‘Let’s finish the job’: Joe Biden, 80, announced his candidacy for the 2024 presidential election on Tuesday, promising to restore “dignity” to working-class America that his rival Donald Trump has partly seduced.
“I am a candidate for my re-election,” said the American president in a video posted on Twitter, associating the current vice-president Kamala Harris.
The three-minute message, posted at 6 a.m. Washington time, opens with images of Trumpists attacking the Capitol on January 6, 2021.
Joe Biden hammers home a simple idea: he embodies the fight, still ongoing according to him, for freedom and democracy.
The Democrat has been confiding for months that he “intends” to represent himself. But April 25 is far from a trivial date to launch your campaign.
Tuesday marks the fourth anniversary, to the day, of Joe Biden’s last campaign entry, when he embarked on a battle for the “soul of America”, and deprived Donald Trump of a second mandate.
“Let’s finish the job!” he prompts in his video.
Since the beginning of the year, Joe Biden has hammered home his desire to give back to “forgotten” popular America, disturbed by globalization, a central place in society.
During a speech in the afternoon, the Democrat paid tribute to the “masons”, “painters”, “plumbers”, and workers of the country.
“It was the middle class, not Wall Street, that built America,” he told trade unionists.
He never ceases to recall the very ambitious reforms adopted on his initiative to reindustrialize America, attract cutting-edge technologies, accelerate the energy transition, and renovate infrastructures.
The main handicap of the Democrat, whose popularity rating remains poor, remains his age.
Never before had Americans elected such an old president, nor had a candidate asked them to leave him the keys to the White House until he was 86.
Joe Biden certainly displays unusual endurance, juggling between international crises and major reforms.
His trip to Kiev, an unprecedented initiative for the Head of State surrounded by the strictest security arrangements in the world, was a spectacular reminder of his role as architect of the Western response after the invasion of Ukraine by Russia.

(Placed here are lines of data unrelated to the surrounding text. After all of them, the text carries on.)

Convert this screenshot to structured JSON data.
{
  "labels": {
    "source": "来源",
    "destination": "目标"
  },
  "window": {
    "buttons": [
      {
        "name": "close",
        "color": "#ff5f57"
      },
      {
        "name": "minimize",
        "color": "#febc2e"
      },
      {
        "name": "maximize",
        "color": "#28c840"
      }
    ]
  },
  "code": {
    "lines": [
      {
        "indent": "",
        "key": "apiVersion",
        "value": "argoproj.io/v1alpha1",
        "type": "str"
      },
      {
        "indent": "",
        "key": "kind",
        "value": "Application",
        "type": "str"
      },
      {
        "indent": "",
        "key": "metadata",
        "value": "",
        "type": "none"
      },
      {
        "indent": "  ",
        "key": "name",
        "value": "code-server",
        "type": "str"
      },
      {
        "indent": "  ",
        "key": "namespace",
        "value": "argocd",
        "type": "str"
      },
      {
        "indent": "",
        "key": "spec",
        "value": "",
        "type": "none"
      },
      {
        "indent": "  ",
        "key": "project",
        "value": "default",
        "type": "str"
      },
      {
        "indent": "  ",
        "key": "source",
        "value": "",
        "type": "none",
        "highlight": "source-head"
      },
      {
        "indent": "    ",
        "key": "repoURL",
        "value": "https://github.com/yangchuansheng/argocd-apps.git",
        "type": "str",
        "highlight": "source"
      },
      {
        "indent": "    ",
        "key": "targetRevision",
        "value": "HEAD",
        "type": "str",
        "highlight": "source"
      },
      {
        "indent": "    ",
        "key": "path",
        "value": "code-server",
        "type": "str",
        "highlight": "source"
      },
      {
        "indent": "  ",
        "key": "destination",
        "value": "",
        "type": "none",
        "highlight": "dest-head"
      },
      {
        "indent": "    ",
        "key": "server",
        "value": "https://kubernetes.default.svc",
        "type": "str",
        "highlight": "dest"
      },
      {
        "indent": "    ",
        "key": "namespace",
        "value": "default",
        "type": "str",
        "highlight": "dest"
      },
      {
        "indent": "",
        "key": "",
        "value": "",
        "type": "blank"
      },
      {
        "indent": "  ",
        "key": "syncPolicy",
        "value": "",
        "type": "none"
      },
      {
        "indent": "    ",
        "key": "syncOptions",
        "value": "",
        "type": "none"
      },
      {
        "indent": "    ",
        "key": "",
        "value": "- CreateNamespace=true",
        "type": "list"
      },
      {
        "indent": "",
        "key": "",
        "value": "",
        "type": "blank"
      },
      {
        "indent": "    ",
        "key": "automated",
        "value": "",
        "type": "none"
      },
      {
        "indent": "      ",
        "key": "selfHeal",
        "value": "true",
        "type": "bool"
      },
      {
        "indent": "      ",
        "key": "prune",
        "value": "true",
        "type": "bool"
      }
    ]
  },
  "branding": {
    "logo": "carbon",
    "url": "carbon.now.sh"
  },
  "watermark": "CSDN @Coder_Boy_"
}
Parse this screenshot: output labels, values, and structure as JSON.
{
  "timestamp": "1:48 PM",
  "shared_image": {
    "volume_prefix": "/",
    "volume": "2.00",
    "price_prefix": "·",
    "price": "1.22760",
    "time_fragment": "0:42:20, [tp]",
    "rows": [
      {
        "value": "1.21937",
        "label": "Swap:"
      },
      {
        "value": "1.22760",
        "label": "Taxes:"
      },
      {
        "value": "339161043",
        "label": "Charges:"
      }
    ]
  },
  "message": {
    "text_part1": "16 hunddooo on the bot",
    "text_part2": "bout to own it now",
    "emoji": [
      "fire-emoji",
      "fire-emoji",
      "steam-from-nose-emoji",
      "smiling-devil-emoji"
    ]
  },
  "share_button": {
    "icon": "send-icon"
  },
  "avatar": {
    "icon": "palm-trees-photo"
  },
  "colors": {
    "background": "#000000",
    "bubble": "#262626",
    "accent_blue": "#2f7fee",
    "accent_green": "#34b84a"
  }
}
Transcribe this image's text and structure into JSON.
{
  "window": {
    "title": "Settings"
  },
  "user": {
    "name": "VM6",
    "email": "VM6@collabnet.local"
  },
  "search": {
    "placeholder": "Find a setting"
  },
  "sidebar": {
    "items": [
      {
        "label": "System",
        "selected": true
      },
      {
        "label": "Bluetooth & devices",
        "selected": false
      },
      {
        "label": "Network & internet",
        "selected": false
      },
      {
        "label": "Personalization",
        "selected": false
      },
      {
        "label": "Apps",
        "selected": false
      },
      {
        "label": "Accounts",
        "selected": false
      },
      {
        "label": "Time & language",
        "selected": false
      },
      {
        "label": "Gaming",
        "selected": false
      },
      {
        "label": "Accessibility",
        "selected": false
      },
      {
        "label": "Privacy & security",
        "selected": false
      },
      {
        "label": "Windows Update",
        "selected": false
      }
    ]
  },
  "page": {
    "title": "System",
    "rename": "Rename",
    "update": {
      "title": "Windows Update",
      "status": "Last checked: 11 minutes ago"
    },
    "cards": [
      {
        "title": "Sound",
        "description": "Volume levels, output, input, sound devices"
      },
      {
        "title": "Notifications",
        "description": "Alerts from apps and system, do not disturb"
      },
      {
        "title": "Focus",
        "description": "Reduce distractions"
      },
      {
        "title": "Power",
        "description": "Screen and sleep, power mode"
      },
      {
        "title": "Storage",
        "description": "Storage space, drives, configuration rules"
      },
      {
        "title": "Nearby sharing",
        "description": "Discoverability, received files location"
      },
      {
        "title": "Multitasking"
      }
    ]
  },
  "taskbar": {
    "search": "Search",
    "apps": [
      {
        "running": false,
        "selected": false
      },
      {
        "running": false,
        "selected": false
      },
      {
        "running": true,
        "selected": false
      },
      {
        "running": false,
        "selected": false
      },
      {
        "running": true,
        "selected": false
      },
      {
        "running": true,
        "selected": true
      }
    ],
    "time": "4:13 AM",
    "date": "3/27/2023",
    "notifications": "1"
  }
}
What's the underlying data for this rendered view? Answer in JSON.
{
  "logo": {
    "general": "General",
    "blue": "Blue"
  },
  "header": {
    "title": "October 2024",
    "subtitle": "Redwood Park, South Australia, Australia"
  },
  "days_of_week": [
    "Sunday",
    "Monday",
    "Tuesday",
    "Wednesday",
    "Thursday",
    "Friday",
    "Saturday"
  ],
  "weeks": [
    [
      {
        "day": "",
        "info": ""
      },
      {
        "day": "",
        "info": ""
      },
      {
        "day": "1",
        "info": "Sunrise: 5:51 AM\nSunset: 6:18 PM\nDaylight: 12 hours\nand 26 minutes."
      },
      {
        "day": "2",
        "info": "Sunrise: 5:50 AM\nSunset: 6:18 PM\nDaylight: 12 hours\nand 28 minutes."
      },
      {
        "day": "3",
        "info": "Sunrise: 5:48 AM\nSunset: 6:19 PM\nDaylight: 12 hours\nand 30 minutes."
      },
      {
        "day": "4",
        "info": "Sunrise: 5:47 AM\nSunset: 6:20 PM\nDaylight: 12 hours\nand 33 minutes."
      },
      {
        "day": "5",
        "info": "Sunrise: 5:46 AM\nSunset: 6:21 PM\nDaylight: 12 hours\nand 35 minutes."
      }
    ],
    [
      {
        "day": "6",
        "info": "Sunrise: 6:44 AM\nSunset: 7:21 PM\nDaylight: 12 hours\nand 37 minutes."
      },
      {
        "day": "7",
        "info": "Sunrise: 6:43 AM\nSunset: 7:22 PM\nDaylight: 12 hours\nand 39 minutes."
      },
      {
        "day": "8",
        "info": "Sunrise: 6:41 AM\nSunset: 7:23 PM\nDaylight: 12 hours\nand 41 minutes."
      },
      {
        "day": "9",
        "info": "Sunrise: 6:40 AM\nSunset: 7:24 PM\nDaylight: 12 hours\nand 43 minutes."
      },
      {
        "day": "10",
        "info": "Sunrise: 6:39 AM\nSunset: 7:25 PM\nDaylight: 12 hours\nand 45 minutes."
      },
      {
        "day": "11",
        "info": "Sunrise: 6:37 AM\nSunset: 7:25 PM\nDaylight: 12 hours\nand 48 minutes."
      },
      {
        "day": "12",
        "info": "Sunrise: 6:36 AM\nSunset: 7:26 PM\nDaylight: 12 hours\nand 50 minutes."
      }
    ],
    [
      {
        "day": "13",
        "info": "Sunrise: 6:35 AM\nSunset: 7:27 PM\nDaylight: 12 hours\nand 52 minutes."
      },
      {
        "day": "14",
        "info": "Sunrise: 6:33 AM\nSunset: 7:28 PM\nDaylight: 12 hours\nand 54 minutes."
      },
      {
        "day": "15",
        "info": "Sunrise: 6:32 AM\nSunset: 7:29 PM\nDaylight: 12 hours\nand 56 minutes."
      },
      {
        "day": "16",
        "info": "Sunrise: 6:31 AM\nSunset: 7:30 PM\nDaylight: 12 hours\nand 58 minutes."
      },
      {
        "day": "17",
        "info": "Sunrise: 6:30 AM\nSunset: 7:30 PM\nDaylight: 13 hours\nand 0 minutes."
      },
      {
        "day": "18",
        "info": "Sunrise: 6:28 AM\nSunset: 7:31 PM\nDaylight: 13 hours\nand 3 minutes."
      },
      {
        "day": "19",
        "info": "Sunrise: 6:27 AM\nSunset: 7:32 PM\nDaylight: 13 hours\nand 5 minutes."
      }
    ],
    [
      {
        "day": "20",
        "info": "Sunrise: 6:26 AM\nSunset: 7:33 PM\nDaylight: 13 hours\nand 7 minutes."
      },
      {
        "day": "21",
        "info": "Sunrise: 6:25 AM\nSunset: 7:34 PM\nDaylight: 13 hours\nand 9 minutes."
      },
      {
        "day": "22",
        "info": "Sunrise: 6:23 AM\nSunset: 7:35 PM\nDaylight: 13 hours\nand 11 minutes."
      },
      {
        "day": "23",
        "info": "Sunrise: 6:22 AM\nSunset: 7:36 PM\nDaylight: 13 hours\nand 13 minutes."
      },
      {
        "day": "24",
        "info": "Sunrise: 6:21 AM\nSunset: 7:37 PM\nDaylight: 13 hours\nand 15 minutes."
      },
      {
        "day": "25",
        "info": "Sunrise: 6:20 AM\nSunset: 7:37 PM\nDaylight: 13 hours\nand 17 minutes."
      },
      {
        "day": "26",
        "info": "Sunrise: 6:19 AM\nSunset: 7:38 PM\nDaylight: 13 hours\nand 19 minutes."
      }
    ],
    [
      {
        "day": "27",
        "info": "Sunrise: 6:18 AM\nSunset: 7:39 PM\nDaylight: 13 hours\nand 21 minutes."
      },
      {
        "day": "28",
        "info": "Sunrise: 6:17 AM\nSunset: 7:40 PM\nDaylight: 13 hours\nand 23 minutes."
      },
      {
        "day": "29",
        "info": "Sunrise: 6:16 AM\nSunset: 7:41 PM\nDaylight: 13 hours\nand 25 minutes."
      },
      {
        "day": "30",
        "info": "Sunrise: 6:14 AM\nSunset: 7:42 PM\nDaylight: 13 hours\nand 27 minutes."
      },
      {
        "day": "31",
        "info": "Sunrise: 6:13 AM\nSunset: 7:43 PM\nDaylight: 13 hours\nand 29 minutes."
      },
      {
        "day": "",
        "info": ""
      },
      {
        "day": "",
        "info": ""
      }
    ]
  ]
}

Still, in a country where image is everything, where a candidate must overflow with vitality, the president cannot hide his age.
His pace is more cautious, his speech sometimes muddled and he has moments of confusion which the Republican opposition seizes on to question his mental acuity.
“Biden is so out of touch with reality that he thinks he deserves four more years in power,” Opposition Leader Ronna McDaniel said Tuesday morning.
In a dystopian video, Republicans imagine what 4 more years of Biden’s presidency would look like: bombs on Taiwan, looted stores, hordes of migrants at the borders…
But Joe Biden has noted that, according to the polls, the candidacy of his predecessor Donald Trump, 76 years old and indicted by a New York court, is no more enthusiastic than his own.
The Democrat therefore believes that if he once beat his Republican rival, a divisive figure par excellence, he can do it again by highlighting his good-natured personality and his unifying program.
His campaign site already offers mugs, t-shirts and stickers bearing the image of the “Biden-Harris” tandem.
One big unknown remains: what would Joe Biden’s chances be if he faced a younger opponent in November 2024?
The name of Florida Governor Ron DeSantis, a 44-year-old hard-right figure, is circulating widely. But he has not yet declared himself.